В течение пяти лет, вплоть до начала 1960 года, Реформатский заведовал фонетической лабораторией филологического факультета МГУ. Уйти оттуда ему пришлось «волею закона о совместительстве», как он выражался. В лабораторию посылали иностранных студентов, изучающих русский язык, — ставить произношение. Из них мне запомнились трое французов: Розлин, Люсиль и Жак. Потому, видимо, запомнились, что они и дома у нас бывали.

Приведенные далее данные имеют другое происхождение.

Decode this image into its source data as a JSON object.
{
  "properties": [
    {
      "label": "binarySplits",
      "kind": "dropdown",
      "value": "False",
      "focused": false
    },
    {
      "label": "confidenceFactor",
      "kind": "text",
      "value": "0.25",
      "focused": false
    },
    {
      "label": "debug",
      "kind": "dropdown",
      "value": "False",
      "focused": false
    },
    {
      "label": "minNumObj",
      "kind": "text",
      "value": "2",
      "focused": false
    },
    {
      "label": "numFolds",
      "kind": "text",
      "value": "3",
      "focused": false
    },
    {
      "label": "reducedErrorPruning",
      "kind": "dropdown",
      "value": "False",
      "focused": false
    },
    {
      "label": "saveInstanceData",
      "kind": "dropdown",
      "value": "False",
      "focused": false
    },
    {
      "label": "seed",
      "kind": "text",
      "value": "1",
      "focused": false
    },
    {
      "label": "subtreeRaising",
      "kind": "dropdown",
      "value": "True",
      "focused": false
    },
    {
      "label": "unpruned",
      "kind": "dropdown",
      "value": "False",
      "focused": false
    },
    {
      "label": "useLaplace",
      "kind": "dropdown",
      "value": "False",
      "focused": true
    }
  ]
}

Однажды в присутствии Розлин (сидели на кухне, чай пили) зазвонил телефон в кабинете, подошла я, а затем позвала А. А. — звонила одна из его аспиранток. Мы с Розлин остались вдвоем, но беседа не клеилась. Розлин не столько слушала меня, сколько голос А. А. — его баритон с отличной дикцией ясно доносился на кухню. И вот Розлин уже вообще обо мне забыла, повернулась в профиль, вся устремившись к этому голосу — интересно, что так взволновало ее? «Четвертая в палате? Ну что ж, это неплохо. И ездить вам недалеко!» «Дело в том, — обратилась я к Розлин, — что этой аспирантке долго не удавалось устроить мать в больницу. Теперь, значит, ей это удалось…» «А диагноз подтвердился?» — доносилось на кухню. Розлин повернула ко мне свое молодое лицо с расширенными от удивления голубыми глазами. «Она — кто? Ваш друг?» — «Да нет, я же сказала: аспирантка. Из недавних. Я ее видела-то, кажется, всего раз…» — «Incroyable![34] — воскликнула Розлин на родном языке, и — перейдя на русский: — Ученица! И он с ней так! У нас это не может бывать!»